I have seen democracy and it works: a prime minister walks down the main shopping street of his country's capital, some of the citizens greet him with a smile, others are shy and bemused, still others, fuelled perhaps by the excellent local lager, heckle and shout ribald obscenities.
This was the scene in downtown Copenhagen yesterday as Mr Paul Nyrup Rasmussen ambled good-naturedly through downtown Copenhagen, handing out red roses and trying to persuade the voters to give him the thumbs-up in today's referendum on the euro.
The media behaved badly, but that is what we are for. Burly camera-operators jostled for a better shot while reporters asked their taller colleagues to lean forward to hear what the Prime Minister was saying.
Mr Rasmussen sought to make "a deal" with the television crews. "Could you keep your distance, please?" It was the punters' day, he pleaded.
A little space was cleared eventually for the Danish leader to engage with his electorate. It was all very polite in the Scandinavian fashion, and security was so laid-back that if you had a peashooter you could have popped him one on the forehead. One of the PM's camp-followers even helpfully translated the words of a heckler for a foreign journalist.
The roses had come from a yellow van that pulled up in one of the city's pleasant cobblestoned squares.
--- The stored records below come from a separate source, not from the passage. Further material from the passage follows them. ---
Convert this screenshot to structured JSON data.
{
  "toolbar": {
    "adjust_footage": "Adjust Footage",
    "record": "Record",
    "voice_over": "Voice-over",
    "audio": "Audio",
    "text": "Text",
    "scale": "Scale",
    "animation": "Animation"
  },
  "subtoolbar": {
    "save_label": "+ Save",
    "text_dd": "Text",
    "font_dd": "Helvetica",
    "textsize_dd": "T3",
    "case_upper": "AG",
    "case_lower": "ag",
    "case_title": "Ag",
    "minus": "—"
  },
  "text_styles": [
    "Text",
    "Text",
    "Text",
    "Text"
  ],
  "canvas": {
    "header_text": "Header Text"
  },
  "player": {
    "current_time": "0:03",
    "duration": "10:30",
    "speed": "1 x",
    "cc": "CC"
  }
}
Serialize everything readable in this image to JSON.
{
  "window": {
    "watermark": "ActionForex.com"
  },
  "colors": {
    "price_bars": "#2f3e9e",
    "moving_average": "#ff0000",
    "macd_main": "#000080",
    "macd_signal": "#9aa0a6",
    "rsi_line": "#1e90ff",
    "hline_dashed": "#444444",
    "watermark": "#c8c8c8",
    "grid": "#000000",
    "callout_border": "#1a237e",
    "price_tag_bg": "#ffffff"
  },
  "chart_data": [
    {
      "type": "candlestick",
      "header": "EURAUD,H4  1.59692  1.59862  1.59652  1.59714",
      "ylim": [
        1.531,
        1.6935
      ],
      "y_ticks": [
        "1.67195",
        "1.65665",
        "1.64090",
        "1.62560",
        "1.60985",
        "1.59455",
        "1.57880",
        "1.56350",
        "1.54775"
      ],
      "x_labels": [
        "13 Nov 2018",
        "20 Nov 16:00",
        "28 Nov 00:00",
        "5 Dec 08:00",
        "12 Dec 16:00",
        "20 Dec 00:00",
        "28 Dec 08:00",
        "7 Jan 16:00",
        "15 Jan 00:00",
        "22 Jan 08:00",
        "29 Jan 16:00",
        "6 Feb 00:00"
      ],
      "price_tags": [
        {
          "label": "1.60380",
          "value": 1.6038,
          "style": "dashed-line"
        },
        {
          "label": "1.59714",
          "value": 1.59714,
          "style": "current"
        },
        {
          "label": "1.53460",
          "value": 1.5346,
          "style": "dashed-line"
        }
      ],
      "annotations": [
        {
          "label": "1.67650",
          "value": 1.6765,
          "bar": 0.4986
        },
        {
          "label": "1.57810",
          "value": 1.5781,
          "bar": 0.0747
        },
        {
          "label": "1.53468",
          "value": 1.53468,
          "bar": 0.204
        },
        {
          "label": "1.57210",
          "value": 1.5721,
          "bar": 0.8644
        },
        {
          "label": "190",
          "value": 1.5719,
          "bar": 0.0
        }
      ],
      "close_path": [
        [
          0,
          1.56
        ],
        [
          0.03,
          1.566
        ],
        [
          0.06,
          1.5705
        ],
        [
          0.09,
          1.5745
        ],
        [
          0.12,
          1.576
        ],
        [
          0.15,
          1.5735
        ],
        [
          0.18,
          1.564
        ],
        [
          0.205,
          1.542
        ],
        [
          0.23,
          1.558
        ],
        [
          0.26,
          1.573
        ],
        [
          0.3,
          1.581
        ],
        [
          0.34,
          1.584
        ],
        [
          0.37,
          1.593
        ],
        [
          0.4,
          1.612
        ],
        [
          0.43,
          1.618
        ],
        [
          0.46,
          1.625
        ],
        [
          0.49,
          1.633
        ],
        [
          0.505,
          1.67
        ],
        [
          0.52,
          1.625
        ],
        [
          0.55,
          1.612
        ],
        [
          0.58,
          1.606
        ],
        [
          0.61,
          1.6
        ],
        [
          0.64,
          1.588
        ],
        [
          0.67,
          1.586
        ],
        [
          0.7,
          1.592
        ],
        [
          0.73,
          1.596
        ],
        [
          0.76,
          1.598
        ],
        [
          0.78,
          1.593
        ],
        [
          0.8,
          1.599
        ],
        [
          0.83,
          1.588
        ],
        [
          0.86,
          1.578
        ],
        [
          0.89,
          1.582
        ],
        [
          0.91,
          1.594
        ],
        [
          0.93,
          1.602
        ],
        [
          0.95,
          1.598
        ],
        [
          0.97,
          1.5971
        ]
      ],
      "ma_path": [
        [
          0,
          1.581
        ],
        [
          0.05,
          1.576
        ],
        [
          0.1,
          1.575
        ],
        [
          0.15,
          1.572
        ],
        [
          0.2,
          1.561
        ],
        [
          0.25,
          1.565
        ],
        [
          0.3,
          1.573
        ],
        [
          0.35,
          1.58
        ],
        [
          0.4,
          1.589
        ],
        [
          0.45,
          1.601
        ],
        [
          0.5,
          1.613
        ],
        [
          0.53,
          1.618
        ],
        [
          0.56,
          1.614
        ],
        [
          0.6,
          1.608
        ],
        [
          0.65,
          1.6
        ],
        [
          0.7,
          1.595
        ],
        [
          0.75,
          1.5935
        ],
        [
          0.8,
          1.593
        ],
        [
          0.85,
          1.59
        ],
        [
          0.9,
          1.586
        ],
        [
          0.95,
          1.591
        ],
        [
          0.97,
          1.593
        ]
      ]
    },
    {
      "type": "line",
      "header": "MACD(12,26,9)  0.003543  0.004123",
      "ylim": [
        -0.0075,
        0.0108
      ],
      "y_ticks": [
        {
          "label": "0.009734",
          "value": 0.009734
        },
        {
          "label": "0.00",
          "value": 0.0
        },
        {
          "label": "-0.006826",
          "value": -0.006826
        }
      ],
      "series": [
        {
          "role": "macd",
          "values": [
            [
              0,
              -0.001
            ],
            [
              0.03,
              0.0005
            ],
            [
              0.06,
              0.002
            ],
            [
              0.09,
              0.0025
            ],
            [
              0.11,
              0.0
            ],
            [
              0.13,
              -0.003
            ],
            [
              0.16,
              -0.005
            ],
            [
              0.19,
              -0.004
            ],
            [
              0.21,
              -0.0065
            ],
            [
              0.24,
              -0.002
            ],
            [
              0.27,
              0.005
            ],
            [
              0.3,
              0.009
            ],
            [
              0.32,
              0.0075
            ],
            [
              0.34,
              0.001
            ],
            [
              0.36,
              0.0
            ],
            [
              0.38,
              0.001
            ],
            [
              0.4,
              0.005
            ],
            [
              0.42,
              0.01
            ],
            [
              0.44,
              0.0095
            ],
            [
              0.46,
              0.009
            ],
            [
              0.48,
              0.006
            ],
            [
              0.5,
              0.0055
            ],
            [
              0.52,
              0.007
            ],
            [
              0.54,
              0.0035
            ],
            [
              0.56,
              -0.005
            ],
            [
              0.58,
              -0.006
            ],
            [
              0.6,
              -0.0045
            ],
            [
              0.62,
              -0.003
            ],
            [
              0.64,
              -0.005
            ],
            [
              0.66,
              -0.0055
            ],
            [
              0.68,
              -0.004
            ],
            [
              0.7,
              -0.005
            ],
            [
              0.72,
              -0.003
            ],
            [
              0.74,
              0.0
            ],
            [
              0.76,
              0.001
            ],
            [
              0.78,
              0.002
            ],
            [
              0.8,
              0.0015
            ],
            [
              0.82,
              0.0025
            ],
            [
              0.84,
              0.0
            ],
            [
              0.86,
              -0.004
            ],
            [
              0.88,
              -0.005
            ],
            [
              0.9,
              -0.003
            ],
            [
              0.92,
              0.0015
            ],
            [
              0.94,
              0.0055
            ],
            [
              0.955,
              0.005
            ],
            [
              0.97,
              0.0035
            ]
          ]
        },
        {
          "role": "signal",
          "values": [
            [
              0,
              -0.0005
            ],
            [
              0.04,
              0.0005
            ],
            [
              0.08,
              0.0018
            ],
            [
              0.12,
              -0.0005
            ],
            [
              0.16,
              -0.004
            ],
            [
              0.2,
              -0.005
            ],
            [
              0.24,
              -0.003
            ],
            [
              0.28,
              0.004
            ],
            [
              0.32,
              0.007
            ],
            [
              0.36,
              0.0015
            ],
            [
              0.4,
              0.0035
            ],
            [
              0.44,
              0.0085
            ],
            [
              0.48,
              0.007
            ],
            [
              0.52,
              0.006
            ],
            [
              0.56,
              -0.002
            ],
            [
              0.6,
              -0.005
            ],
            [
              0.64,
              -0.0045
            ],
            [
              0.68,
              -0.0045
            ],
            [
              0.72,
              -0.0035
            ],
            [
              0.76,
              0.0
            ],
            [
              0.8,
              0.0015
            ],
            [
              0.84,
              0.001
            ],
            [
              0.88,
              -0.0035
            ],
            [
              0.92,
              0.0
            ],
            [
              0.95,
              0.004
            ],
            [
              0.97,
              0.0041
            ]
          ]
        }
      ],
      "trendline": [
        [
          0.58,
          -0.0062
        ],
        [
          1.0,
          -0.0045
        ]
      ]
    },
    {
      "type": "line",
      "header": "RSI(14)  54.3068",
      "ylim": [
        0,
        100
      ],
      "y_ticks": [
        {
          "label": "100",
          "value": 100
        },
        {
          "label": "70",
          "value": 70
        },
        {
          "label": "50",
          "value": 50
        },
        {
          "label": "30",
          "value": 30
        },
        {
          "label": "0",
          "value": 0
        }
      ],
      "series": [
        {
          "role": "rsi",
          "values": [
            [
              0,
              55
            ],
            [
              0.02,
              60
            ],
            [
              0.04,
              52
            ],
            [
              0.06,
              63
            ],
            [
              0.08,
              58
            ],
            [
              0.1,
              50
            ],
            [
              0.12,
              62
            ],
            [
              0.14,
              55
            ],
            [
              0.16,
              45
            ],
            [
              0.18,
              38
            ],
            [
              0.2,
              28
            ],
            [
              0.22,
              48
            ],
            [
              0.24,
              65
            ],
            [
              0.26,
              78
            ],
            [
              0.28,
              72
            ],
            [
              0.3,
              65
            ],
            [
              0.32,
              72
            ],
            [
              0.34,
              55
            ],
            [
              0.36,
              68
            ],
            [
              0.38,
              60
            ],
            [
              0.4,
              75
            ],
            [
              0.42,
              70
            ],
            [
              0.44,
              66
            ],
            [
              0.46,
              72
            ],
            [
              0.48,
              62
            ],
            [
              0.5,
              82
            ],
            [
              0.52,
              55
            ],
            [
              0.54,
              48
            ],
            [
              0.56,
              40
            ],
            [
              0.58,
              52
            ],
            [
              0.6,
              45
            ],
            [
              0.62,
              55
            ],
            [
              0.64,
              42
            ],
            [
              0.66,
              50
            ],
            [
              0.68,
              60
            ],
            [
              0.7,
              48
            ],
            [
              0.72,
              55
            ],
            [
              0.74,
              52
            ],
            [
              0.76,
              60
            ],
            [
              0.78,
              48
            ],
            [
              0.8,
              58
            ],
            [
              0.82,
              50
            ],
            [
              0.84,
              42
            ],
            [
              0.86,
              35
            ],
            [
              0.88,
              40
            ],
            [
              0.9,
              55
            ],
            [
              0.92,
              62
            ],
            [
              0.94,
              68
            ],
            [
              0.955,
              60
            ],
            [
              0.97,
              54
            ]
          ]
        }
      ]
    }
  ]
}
Mr Rasmussen was casually dressed in a green windcheater - he has a selection of them in different colours - and, with his benign and slightly owlish demeanour, he looked like a retired schoolmaster out for an afternoon stroll.
But this was calculated relaxation, a wannabe walkabout, because behind his polite exterior Mr Rasmussen has to be worried sick about today's referendum. Last week the polls were predicting a runaway win for the No side and, despite a late rally from the Yes people, there is no guarantee that the Prime Minister's gamble in calling the euro-vote is going to succeed.
"I will see you in hell, idiot!" shouted a man who could be safely presumed to be taking the No side.
Like every second person in Copenhagen he was wheeling a bicycle. He kept up his barrage but, since this is social democratic Denmark, the Prime Minister ended up chatting amiably with him, and they parted on friendly terms.
Word was coming in of some incautious words attributed to the president of the European Central Bank, Mr Wim Duisenberg, about possible interference in Denmark's prized and precious pension system if there was a Yes victory. Nothing was more likely to swell the No ranks, but Mr Rasmussen refused to comment, and later reports suggested the Duisenberg comment might have been taken out of context.
Given the age-profile of the citizens, Denmark sometimes looks like Florida without the sun. Apologies to W.B. Yeats, but this is a country for old men - and women. There were many of them sitting at outdoor tables, sipping coffee and the ubiquitous lager as Mr Rasmussen breezed past on his euro-stroll.
The grey vote could sink the euro in Denmark. Many older voters, as well as younger ones, are concerned that their carefully-nurtured welfare state could be deconstructed by uncaring Mediterranean Eurocrats.
Like the Polo mint, the Danish krone has a hole in the middle. A left-wing anti-euro campaigner was handing out enlarged plastic kroner to passers-by to remind them to vote No. When Mr Rasmussen came along, he swapped one for a red rose.
We passed McDonalds, latest symbol of globalisation, and the mood was good. A street musician was playing jazz standards on a saxophone, a mime artist in a Viking helmet was pulling rude faces. The Finance Minister, Mogens Lykketoft, who is a dead ringer for Leon Trotsky, chanced along and he, too, was giving out roses. But the crowd was getting too much for a woman who was trying to restrain a large dog.
"The first to step on his paws gets a bite," she warned.